Userfeeds & why the web needs a new information ranking system
There is a battle on the web for its most valuable and scarcest asset: attention. Maciej Olpinski, co-founder and CEO of Userfeeds, sums it up in his recent post:
“Your attention is immediately exchanged to dollars through advertising and the data you leave behind improves [platforms such as] Facebook. But the costs of seeing bad quality information will be absorbed by you. Potential consequences of that exposure will often be hidden and delayed in time. […]
Everyone benefits apart from the ‘attention suppliers’ [i.e. users]. The platform gets the data. Content producers get eyeballs and traffic. Both of which are instantly monetized. Users, however, receive a short-term dopamine boost from consuming low-quality content (which is often designed to by emotionally engaging, confirm their previous beliefs, stimulate outrage) but don’t recognise the long-term opportunity costs associated with it. […]
As an early information society, we still don’t recognise dangers of letting other people with opposing incentives to put images and thoughts in our heads at no cost.”
The problem is that the majority of content on the web is ranked — and user attention directed — by opaque and intransparent algorithms, controlled by monopolistic platforms. It is obvious that the system of likes, stars, up-votes and algorithms is broken and has led to a crisis of trust on the internet.
So Userfeeds is re-thinking how information and content ranking on the web should work. The team is aiming to empower content publishers and communities to deploy transparent algorithms and create aligned incentives for publishers and users by using blockchains and verifiable tokens to rank content. The benefits and risks of ranking content are distributed across all participants vs. the benefits only going to the controlling platform. Read more about the details here.
Our Thesis
If Userfeeds can succeed on its mission to create a more transparent and better information ranking system for the web, to align incentives and bring back symmetry to online relationships between publishers, advertisers and users — it could then become an independent ranking layer that other applications get built on top of (i.e. new voting systems, search engines, social networks, data sets or content streams).

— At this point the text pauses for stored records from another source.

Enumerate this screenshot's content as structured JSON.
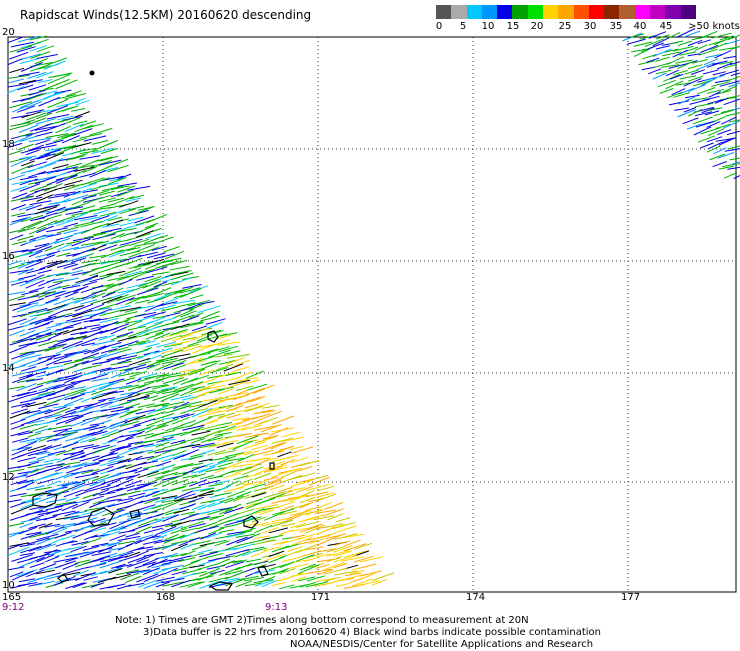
{
  "title": "Rapidscat Winds(12.5KM) 20160620 descending",
  "legend": {
    "colors": [
      "#555555",
      "#aaaaaa",
      "#00c8ff",
      "#0096ff",
      "#0000e6",
      "#00a000",
      "#00e000",
      "#ffd200",
      "#ffa500",
      "#ff5000",
      "#ff0000",
      "#8b2500",
      "#b06030",
      "#ff00ff",
      "#c000c0",
      "#8000b0",
      "#4b0082"
    ],
    "labels": [
      "0",
      "5",
      "10",
      "15",
      "20",
      "25",
      "30",
      "35",
      "40",
      "45",
      ">50 knots"
    ]
  },
  "axes": {
    "lat_labels": [
      "20",
      "18",
      "16",
      "14",
      "12",
      "10"
    ],
    "lon_labels": [
      "165",
      "168",
      "171",
      "174",
      "177"
    ],
    "time_labels": [
      "9:12",
      "9:13"
    ]
  },
  "notes": [
    "Note: 1) Times are GMT 2)Times along bottom correspond to measurement at 20N",
    "3)Data buffer is 22 hrs from 20160620 4) Black wind barbs indicate possible contamination",
    "NOAA/NESDIS/Center for Satellite Applications and Research"
  ]
}
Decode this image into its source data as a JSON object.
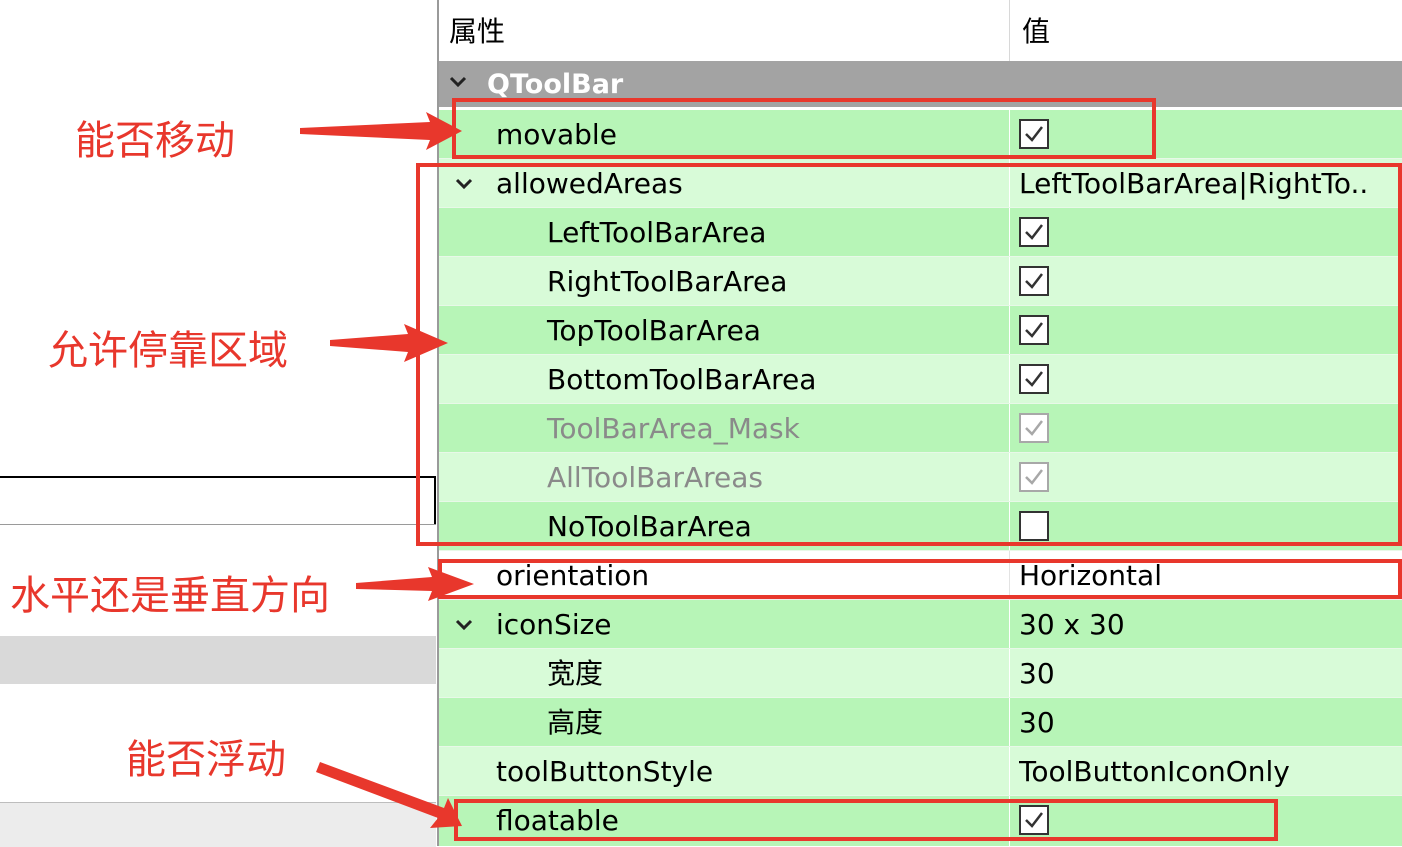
{
  "header": {
    "col_property": "属性",
    "col_value": "值"
  },
  "section": {
    "title": "QToolBar"
  },
  "rows": [
    {
      "name": "movable",
      "value_type": "checkbox",
      "checked": true
    },
    {
      "name": "allowedAreas",
      "value": "LeftToolBarArea|RightTo..",
      "expandable": true
    },
    {
      "name": "LeftToolBarArea",
      "value_type": "checkbox",
      "checked": true
    },
    {
      "name": "RightToolBarArea",
      "value_type": "checkbox",
      "checked": true
    },
    {
      "name": "TopToolBarArea",
      "value_type": "checkbox",
      "checked": true
    },
    {
      "name": "BottomToolBarArea",
      "value_type": "checkbox",
      "checked": true
    },
    {
      "name": "ToolBarArea_Mask",
      "value_type": "checkbox",
      "checked": true,
      "disabled": true
    },
    {
      "name": "AllToolBarAreas",
      "value_type": "checkbox",
      "checked": true,
      "disabled": true
    },
    {
      "name": "NoToolBarArea",
      "value_type": "checkbox",
      "checked": false
    },
    {
      "name": "orientation",
      "value": "Horizontal"
    },
    {
      "name": "iconSize",
      "value": "30 x 30",
      "expandable": true
    },
    {
      "name": "宽度",
      "value": "30"
    },
    {
      "name": "高度",
      "value": "30"
    },
    {
      "name": "toolButtonStyle",
      "value": "ToolButtonIconOnly"
    },
    {
      "name": "floatable",
      "value_type": "checkbox",
      "checked": true
    }
  ],
  "annotations": {
    "movable": "能否移动",
    "allowed_areas": "允许停靠区域",
    "orientation": "水平还是垂直方向",
    "floatable": "能否浮动"
  },
  "colors": {
    "annotation_red": "#e8372c",
    "row_green_dark": "#b7f5b7",
    "row_green_light": "#d8fbd8",
    "section_gray": "#a3a3a3"
  }
}
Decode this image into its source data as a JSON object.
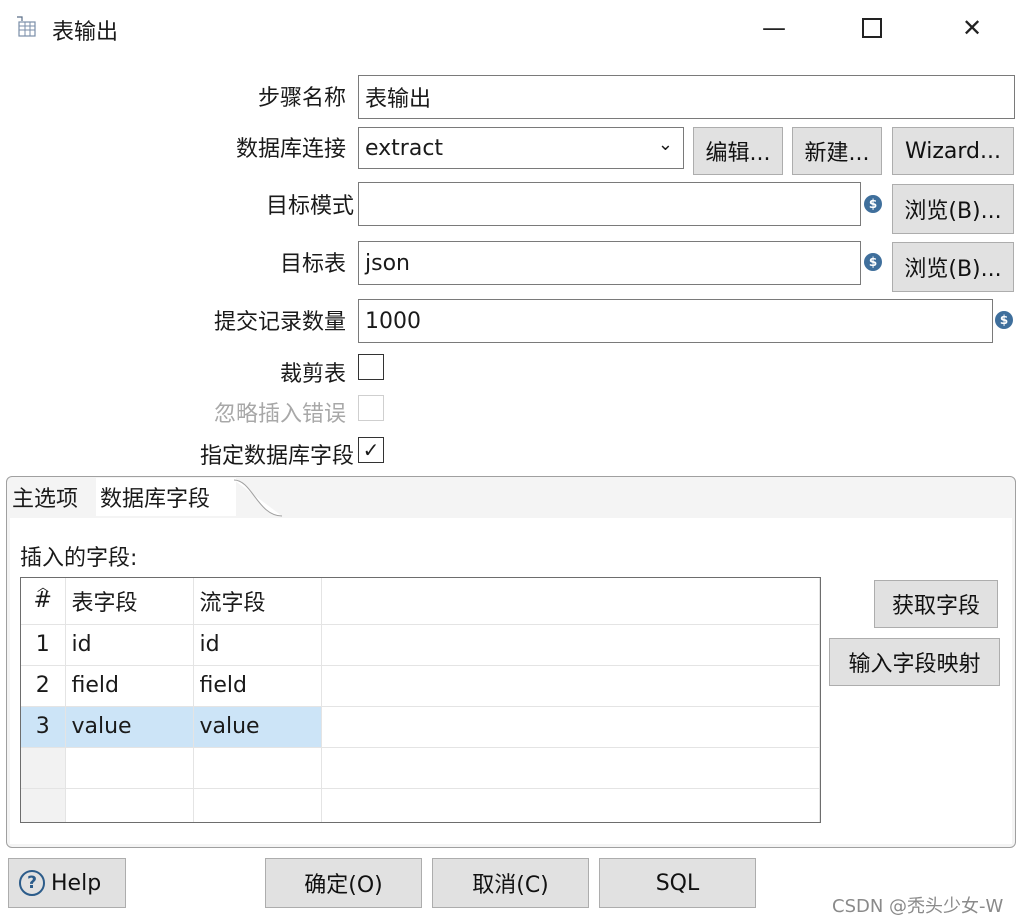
{
  "window": {
    "title": "表输出",
    "icon": "table-output-icon",
    "minimize": "—",
    "maximize": "☐",
    "close": "✕"
  },
  "form": {
    "step_name_label": "步骤名称",
    "step_name_value": "表输出",
    "db_conn_label": "数据库连接",
    "db_conn_value": "extract",
    "edit_btn": "编辑...",
    "new_btn": "新建...",
    "wizard_btn": "Wizard...",
    "schema_label": "目标模式",
    "schema_value": "",
    "browse_btn": "浏览(B)...",
    "table_label": "目标表",
    "table_value": "json",
    "commit_label": "提交记录数量",
    "commit_value": "1000",
    "truncate_label": "裁剪表",
    "truncate_checked": false,
    "ignore_errors_label": "忽略插入错误",
    "ignore_errors_checked": false,
    "specify_fields_label": "指定数据库字段",
    "specify_fields_checked": true,
    "variable_icon": "$"
  },
  "tabs": [
    {
      "label": "主选项",
      "active": false
    },
    {
      "label": "数据库字段",
      "active": true
    }
  ],
  "fields_tab": {
    "section_label": "插入的字段:",
    "columns": [
      "#",
      "表字段",
      "流字段"
    ],
    "rows": [
      {
        "num": "1",
        "table_field": "id",
        "stream_field": "id",
        "selected": false
      },
      {
        "num": "2",
        "table_field": "field",
        "stream_field": "field",
        "selected": false
      },
      {
        "num": "3",
        "table_field": "value",
        "stream_field": "value",
        "selected": true
      }
    ],
    "get_fields_btn": "获取字段",
    "input_mapping_btn": "输入字段映射"
  },
  "footer": {
    "help_btn": "Help",
    "ok_btn": "确定(O)",
    "cancel_btn": "取消(C)",
    "sql_btn": "SQL"
  },
  "watermark": "CSDN @秃头少女-W"
}
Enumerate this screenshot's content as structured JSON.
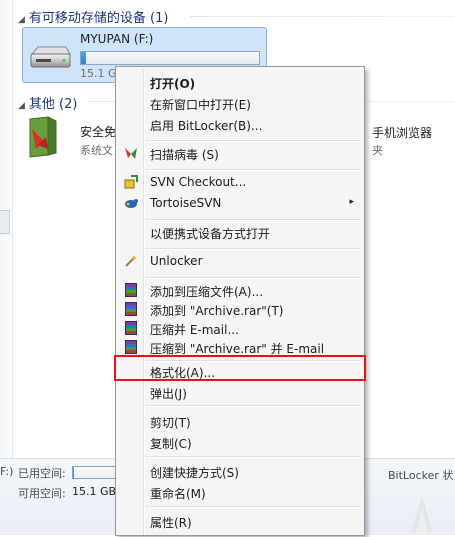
{
  "groups": {
    "removable": {
      "title": "有可移动存储的设备 (1)"
    },
    "other": {
      "title": "其他 (2)"
    }
  },
  "drive": {
    "name": "MYUPAN (F:)",
    "size": "15.1 G",
    "fill": 0.03
  },
  "others": {
    "item1": {
      "name": "安全免",
      "sub": "系统文"
    },
    "item2": {
      "name": "手机浏览器",
      "sub": "夹"
    }
  },
  "footer": {
    "drive_prefix": "F:)",
    "used_label": "已用空间:",
    "free_label": "可用空间:",
    "free_value": "15.1 GB",
    "used_fill": 0.03,
    "bitlocker": "BitLocker 状"
  },
  "menu": {
    "open": "打开(O)",
    "open_new_window": "在新窗口中打开(E)",
    "bitlocker": "启用 BitLocker(B)...",
    "scan": "扫描病毒 (S)",
    "svn_checkout": "SVN Checkout...",
    "tortoise": "TortoiseSVN",
    "portable_open": "以便携式设备方式打开",
    "unlocker": "Unlocker",
    "add_archive": "添加到压缩文件(A)...",
    "add_rar": "添加到 \"Archive.rar\"(T)",
    "compress_email": "压缩并 E-mail...",
    "compress_rar_email": "压缩到 \"Archive.rar\" 并 E-mail",
    "format": "格式化(A)...",
    "eject": "弹出(J)",
    "cut": "剪切(T)",
    "copy": "复制(C)",
    "shortcut": "创建快捷方式(S)",
    "rename": "重命名(M)",
    "properties": "属性(R)"
  },
  "icons": {
    "tortoise_arrow": "▸",
    "group_toggle": "◢"
  },
  "colors": {
    "highlight": "#e0121c",
    "selection": "#cfe4fb"
  }
}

We’re excited to be backing Greg, Maciej, and the entire Userfeeds team in Warsaw, and are joined on the journey ahead by Fred Ehrsam, co-founder of Coinbase and Piotr Smolen of Dataventures.
—
Disclaimer: The information contained in this article has been prepared solely for informational purposes and is not an offer to sell or a solicitation of an offer to purchase an interest in any entity managed by BlueYard Capital (“BlueYard”). Any reference to a specific company or security does not constitute a recommendation to buy, sell, hold, or directly invest in the company or its securities. It may not be modified, reproduced, or redistributed in whole or in part without the prior written consent of BlueYard. Portfolio company information presented herein is for informational purposes only and not intended to be a guarantee of certain investment results. BlueYard does not represent that the information herein is accurate, true, or complete, makes no warranty, express or implied, regarding the information herein and shall not be liable for any losses, damages, costs, or expenses relating to its adequacy, accuracy, truth, completeness, or use. All other company, product and service names or service marks of others and their use does not imply their endorsement of, or an association with this program.